Cinq mois avant sa sortie prévue le 19 novembre 2026, Grand Theft Auto 6 reste un fantôme magnifique, un jeu dont personne n’a encore vu tourner la moindre seconde de gameplay et qui pourtant génère une hystérie planétaire à chaque screenshot lâché au compte-gouttes. Rockstar Games, fidèle à son art du suspense orchestré, n’a jusqu’ici offert que deux trailers, une poignée d’images et un aperçu de la jaquette. Pas un seul plan de jeu en action. Et pourtant, les précommandes sont déjà ouvertes à 80 dollars l’édition standard.
L’histoire de Rockstar suggère pourtant très fortement que la digue va céder cet été. Pour GTA 5, le studio avait dégainé ses trailers de gameplay en juillet et août 2013, soit deux mois avant le lancement de septembre. Red Dead Redemption 2 avait suivi un calendrier quasi identique entre 2016 et 2018, avec des bandes-annonces de gameplay estivales, des previews guidées réservées à une poignée de médias triés sur le volet, puis des impressions hands-on distillées quelques semaines avant la sortie. Le schéma, répété deux fois, ressemble à une doctrine maison. Et GTA 6 semble la respecter à la lettre, un an de retard mis à part (le jeu était initialement attendu pour l’automne 2025).
Rockstar n’a jamais été du genre à inonder le marché d’informations, et cette retenue calculée fonctionne à merveille. Pour GTA 5, le studio avait convié la presse à son QG new-yorkais fin avril 2013 pour une démonstration de 30 minutes entièrement commentée, sans manette en main. Les articles détaillés n’étaient tombés que deux jours plus tard. Pour les sessions jouables, seuls quelques élus (dont IGN en exclusivité anglophone) avaient publié leurs impressions deux semaines avant le jour J. On peut raisonnablement s’attendre à un dispositif similaire pour GTA 6, avec des previews encadrées à la rentrée et un embargo serré jusqu’aux derniers instants.

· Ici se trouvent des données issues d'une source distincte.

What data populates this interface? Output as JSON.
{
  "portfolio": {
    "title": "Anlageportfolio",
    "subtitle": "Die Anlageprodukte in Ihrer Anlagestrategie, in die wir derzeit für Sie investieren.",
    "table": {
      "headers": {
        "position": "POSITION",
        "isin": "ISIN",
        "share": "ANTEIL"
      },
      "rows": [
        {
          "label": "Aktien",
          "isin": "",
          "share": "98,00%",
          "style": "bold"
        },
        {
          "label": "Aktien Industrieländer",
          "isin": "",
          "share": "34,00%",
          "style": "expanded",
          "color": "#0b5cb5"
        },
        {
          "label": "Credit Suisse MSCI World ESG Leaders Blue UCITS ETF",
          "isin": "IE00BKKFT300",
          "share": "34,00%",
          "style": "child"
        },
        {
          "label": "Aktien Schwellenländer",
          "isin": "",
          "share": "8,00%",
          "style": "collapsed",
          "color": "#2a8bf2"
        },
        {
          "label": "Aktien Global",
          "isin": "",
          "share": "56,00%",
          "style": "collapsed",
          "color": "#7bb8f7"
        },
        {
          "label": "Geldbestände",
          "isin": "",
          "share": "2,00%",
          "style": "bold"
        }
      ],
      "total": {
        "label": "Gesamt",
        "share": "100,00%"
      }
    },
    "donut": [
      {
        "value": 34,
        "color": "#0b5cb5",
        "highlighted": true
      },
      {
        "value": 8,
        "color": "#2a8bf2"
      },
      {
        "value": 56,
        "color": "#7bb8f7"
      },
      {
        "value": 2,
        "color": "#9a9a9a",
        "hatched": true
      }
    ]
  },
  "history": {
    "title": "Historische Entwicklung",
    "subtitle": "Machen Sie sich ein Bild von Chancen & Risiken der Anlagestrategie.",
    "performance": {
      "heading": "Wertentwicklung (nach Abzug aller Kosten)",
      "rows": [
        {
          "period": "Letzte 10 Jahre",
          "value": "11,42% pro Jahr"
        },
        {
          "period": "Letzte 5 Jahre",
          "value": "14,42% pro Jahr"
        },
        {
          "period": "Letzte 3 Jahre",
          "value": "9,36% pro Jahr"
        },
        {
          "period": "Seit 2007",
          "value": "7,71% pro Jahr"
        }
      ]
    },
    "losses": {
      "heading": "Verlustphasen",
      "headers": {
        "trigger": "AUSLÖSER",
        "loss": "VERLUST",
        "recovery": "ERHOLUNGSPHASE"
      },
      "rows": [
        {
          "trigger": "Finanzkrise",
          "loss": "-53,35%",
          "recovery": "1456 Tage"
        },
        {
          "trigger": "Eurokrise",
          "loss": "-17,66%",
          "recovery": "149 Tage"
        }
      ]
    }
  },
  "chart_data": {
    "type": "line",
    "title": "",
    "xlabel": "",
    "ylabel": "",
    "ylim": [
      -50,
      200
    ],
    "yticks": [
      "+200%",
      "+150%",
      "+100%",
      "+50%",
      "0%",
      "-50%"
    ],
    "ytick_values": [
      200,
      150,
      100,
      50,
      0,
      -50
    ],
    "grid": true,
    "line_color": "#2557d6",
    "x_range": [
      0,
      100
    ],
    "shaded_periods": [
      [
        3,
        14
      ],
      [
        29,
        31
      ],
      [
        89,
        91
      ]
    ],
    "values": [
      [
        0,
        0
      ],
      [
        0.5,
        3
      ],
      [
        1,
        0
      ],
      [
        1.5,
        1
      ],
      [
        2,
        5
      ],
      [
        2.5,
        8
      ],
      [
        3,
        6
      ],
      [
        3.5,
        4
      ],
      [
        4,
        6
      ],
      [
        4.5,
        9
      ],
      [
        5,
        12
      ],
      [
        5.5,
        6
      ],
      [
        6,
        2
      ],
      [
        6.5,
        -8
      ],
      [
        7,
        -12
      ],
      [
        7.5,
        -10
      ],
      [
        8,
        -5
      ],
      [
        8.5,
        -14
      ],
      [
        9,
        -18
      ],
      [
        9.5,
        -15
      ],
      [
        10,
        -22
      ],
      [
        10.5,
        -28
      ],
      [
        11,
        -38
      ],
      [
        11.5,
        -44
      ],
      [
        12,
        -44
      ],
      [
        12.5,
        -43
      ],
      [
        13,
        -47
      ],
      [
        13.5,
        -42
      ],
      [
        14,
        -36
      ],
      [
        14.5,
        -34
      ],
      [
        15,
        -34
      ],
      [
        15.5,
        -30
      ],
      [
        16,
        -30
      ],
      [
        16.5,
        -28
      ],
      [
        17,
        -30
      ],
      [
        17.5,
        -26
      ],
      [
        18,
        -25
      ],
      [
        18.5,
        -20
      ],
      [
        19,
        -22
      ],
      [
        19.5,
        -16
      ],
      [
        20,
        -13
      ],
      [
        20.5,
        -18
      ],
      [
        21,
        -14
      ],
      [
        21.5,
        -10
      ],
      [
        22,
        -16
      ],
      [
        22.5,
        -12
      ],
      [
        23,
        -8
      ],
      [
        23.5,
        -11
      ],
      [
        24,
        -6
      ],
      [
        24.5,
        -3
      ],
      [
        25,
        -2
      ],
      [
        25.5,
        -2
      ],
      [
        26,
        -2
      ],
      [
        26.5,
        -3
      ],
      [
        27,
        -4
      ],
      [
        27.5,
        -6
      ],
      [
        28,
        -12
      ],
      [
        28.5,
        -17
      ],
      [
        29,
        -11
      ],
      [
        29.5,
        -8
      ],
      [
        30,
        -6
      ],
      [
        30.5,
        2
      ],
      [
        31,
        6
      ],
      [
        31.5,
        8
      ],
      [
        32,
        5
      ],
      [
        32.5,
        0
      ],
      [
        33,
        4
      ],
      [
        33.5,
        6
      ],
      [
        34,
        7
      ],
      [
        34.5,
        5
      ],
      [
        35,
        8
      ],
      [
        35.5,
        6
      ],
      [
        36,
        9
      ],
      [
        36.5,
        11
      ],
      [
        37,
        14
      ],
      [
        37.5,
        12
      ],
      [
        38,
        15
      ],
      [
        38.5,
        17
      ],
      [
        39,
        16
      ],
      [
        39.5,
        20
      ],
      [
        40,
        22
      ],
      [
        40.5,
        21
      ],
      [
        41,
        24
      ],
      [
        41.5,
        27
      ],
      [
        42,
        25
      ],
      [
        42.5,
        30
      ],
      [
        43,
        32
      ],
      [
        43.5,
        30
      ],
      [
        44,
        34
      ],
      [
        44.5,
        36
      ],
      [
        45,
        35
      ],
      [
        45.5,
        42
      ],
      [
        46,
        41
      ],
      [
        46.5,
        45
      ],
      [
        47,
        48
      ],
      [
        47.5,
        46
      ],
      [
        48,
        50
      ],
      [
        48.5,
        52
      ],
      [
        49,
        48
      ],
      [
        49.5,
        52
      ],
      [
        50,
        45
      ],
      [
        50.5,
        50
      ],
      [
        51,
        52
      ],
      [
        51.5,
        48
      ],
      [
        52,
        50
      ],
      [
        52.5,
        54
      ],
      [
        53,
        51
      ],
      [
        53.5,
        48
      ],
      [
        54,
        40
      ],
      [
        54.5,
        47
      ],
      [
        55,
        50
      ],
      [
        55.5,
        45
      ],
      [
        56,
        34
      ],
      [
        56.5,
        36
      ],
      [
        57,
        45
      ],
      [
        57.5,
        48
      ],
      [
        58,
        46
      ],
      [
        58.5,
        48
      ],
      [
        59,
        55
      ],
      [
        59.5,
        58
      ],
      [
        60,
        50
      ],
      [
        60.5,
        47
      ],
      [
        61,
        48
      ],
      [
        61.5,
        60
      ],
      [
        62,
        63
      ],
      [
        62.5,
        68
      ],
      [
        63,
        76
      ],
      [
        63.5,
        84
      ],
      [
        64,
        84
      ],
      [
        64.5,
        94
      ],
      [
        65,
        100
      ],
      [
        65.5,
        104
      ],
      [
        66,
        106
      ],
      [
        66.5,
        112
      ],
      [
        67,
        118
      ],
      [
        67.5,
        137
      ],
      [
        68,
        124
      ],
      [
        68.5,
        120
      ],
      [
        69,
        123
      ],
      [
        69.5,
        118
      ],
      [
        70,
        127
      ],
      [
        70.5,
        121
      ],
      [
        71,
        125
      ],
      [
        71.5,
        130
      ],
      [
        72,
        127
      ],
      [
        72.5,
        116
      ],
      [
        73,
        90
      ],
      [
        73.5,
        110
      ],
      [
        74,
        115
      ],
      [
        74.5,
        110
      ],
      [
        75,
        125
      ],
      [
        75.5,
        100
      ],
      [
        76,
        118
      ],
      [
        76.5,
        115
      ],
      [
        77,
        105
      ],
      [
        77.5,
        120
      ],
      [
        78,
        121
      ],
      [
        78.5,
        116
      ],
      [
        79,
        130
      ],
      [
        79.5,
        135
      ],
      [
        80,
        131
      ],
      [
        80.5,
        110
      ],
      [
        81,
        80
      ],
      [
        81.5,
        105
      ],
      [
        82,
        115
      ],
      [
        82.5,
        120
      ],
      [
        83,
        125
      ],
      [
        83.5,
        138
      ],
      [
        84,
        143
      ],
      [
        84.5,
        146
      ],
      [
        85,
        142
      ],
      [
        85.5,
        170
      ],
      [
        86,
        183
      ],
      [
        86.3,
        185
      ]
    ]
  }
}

L’édition Ultimate à 100 dollars a cependant déjà trahi, volontairement ou non, une quantité folle de mécaniques de jeu dissimulées dans ses descriptions marketing. Le Paradise Garage de Watson Bay, présenté comme un lieu de stockage pour « marchandises volées à revendre », confirme l’existence d’un système de recel de biens dérobés. Les « Gang Compounds », ces repaires de gangs que le joueur devra infiltrer pour s’emparer de contrebande, évoquent furieusement les avant-postes ennemis popularisés par Far Cry ou Assassin’s Creed, transposés ici dans le chaos solaire de Vice City.
La pêche débarque aussi enfin dans l’univers GTA (le bateau Shitzu Squalo est décrit comme « parfait pour lancer sa ligne dans Gambit Bay »), tout comme la restauration de voitures classiques abandonnées, un concept qui rappelle les barn finds de Forza Horizon transformé ici en quête secondaire au long cours. Le niveau de personnalisation des véhicules atteint des sommets encore jamais vus, avec la possibilité de modifier les intérieurs, d’appliquer des kits de transformation tout-terrain et, si les indices disséminés dans les bonus se confirment, de stocker des armes dans les coffres de voitures à la manière des chevaux de Red Dead Redemption 2.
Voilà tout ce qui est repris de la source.